La haine du féminin s’impose, encore aujourd’hui, comme une réalité qu’il demeure urgent de réinscrire au cœur du débat. Elle ne relève pas d’accidents contingents, mais d’une logique structurale qui traverse le social et le symbolique, dont témoignent féminicides, violences et inégalités. Cette haine n’en est pas moins travaillée par des reconfigurations, particulièrement à l’ère numérique, où des mouvements tels que MeToo en mettent au jour les ressorts tout en en déplaçant les modalités d’énonciation.

Gérard Pommier dans son livre de référence Féminin révolution sans fin avançait que la haine du féminin prend racine dans une angoisse fondamentale face à la jouissance féminine, perçue comme vertigineuse et menaçante. Inscrivant alors la haine du féminin dans un cycle fantasmatique répétitif qui dépasse les individus et structure durablement le lien social.
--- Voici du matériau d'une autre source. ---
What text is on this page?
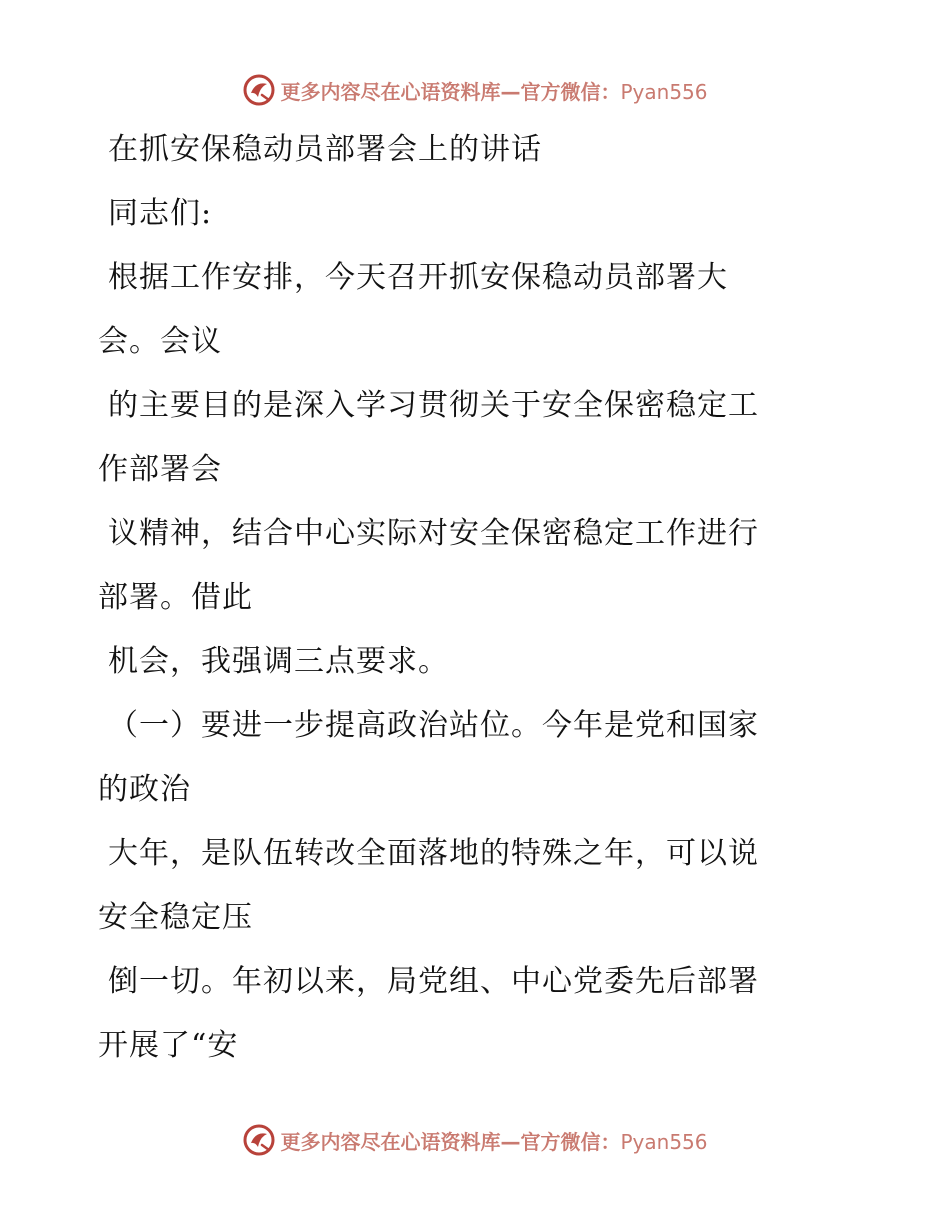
更多内容尽在心语资料库—官方微信：Pyan556
在抓安保稳动员部署会上的讲话
同志们:
根据工作安排，今天召开抓安保稳动员部署大
会。会议
的主要目的是深入学习贯彻关于安全保密稳定工
作部署会
议精神，结合中心实际对安全保密稳定工作进行
部署。借此
机会，我强调三点要求。
（一）要进一步提高政治站位。今年是党和国家
的政治
大年，是队伍转改全面落地的特殊之年，可以说
安全稳定压
倒一切。年初以来，局党组、中心党委先后部署
开展了“安
更多内容尽在心语资料库—官方微信：Pyan556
La psychanalyse s’intéresse à cette question parce qu’elle touche directement à ce qui fonde le sujet : son rapport au langage, a la castration, au manque et à l’altérité.

Dès Freud, avec le « malaise dans la culture », la question de la violence adressée aux femmes apparaît comme un symptôme d’un conflit plus profond entre pulsion et civilisation. Mais c’est surtout avec Lacan que la question prend une portée structurelle : le féminin n’est pas seulement une réalité sociologique, il renvoie à une limite du symbolique, à ce qui ne se laisse pas entièrement signifier.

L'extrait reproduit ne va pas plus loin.